Their most urgent priority is flooding – new to the area and first experienced with the flooding along the Great Lakes in 2017, and again this year.

“Because of high water on the Great Lakes in 2017 and IJC Plan 14 protocols, the water in Picton Harbour started coming up the creek in early spring. It happened again this year.” This year, Smith notes the water was still coming in on July 22. “This is not ground water.”

The neighbours question whether the underlying issue is lack of maintenance, check valves that don’t close, a mystery pipe, a culvert that should not have been built, or degradation of the levee during installation of the culvert.

The neighbours believe their flooding problem was preventable.

“We know we live on a 100-year flood plain and we understand what that means – few people do.
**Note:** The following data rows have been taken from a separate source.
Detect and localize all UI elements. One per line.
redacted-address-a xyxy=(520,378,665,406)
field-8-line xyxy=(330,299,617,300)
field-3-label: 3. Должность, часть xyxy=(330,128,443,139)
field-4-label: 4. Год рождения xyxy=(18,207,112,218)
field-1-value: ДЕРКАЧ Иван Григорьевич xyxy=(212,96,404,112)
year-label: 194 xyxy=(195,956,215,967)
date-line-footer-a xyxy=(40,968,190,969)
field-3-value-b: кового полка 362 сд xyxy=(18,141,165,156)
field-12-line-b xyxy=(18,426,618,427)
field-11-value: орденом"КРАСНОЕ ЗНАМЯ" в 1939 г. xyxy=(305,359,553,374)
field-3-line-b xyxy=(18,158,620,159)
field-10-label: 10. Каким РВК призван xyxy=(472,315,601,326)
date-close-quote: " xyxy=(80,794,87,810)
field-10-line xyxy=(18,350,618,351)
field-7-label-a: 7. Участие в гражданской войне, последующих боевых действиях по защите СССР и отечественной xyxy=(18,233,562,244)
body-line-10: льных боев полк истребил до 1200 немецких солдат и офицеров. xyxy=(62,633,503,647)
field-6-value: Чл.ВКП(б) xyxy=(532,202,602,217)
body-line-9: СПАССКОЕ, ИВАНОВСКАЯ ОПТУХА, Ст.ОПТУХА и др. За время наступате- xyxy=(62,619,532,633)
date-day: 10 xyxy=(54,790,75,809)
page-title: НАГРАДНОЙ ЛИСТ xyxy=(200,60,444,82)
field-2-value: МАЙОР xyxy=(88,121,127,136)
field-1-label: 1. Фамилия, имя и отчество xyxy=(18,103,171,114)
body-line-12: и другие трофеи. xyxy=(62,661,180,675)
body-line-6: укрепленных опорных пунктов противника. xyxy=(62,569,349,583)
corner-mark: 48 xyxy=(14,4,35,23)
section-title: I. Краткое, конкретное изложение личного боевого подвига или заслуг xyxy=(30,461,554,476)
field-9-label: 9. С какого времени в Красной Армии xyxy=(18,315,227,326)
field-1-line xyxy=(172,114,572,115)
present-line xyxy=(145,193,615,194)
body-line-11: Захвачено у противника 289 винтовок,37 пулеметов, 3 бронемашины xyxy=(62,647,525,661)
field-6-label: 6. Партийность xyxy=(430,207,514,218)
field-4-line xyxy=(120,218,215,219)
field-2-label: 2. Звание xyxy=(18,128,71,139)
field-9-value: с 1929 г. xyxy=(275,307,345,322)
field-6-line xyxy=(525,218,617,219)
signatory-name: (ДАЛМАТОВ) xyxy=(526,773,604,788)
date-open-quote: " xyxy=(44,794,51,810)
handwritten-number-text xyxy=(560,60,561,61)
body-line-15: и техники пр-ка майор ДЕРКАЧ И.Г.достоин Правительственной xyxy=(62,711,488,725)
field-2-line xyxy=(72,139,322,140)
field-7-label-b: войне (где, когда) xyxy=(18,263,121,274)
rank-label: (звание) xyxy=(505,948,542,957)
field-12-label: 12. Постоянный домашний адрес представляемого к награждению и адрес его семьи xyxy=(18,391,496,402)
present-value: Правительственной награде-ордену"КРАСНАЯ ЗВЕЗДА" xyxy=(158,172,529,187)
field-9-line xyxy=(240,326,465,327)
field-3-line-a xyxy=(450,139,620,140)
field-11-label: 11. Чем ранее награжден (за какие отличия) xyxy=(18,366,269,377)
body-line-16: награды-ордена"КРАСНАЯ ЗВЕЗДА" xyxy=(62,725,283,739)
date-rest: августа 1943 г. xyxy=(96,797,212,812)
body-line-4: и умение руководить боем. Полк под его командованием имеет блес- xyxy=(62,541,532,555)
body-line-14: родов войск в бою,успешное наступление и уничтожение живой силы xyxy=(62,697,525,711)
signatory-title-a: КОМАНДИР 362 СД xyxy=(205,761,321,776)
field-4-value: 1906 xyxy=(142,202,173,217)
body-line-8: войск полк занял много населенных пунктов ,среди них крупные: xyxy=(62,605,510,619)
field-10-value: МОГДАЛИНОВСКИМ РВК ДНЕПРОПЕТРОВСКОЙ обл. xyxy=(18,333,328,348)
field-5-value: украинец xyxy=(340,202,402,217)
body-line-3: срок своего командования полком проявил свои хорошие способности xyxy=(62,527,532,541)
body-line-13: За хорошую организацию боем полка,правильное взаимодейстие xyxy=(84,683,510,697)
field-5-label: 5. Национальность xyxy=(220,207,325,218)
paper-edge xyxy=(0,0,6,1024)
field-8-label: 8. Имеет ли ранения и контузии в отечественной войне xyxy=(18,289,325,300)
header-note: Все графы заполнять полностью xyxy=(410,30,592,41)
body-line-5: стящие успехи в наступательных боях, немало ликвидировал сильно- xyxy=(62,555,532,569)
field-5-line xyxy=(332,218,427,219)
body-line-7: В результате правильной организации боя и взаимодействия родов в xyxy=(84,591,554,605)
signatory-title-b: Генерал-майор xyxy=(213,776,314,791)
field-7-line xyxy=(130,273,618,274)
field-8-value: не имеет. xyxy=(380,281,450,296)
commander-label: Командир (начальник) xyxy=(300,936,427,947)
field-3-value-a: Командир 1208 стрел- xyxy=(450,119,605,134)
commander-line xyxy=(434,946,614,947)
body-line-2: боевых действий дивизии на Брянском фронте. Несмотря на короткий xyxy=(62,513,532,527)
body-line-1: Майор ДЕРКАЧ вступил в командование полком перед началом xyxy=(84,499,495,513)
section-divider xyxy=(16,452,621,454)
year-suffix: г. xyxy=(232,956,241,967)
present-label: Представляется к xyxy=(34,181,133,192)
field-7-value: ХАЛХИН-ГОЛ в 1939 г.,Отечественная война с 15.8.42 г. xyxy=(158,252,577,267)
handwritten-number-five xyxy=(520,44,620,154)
We also know that the levee is there to protect our property and we know that it has been neglected.”

The flooding, Smith reports, is becoming a health hazard due to insects, mould-related illnesses, respiratory issues and allergies.

“Some of us have been dealing with breathing issues, headaches or chronic cold and flu symptoms for weeks,” she said. “The smell of rotting vegetation, animal waste and mould is sometimes overpowering. It’s a thick, heavy gassy stench. You can almost see it. The algae covers everything and then it starts to rot too.”

The ditch that runs parallel to the levee usually works well to channel spring storm water into the creek, she states in her deputation. “At worst, the grass at the bottom of our yards is spongy in the early spring. All the people who have homes adjacent to the creek and the storm water ditch have had the same experience.”

She explained the system in theory is sound and spring storm water is effectively channelled via a culvert to the creek, then Picton harbour. The yards, she notes, are usually dry in time for mowing season.

During 2017 and 2019 flooding, “it flows directly and relentlessly into our back yards.

“It’s like a tide that ebbs and peaks in as little as ten minutes in response to the winds and waves on Lake Ontario. With each cycle, the inflow is slightly greater than the outflow so the water in our yards gets higher by the hour. This process doesn’t start to slow down until mid June.”

The residents suggest the County remove the culvert, repair the levee; replace or repair valves on both sides of the creek and investigate or remove a mystery pipe.

They would also like to see an annual maintenance plan that includes spring and fall inspections and a collaboration with the community and Quinte Conservation to promote stewardship.

They request council direct staff to report back to council on the work by Oct 4.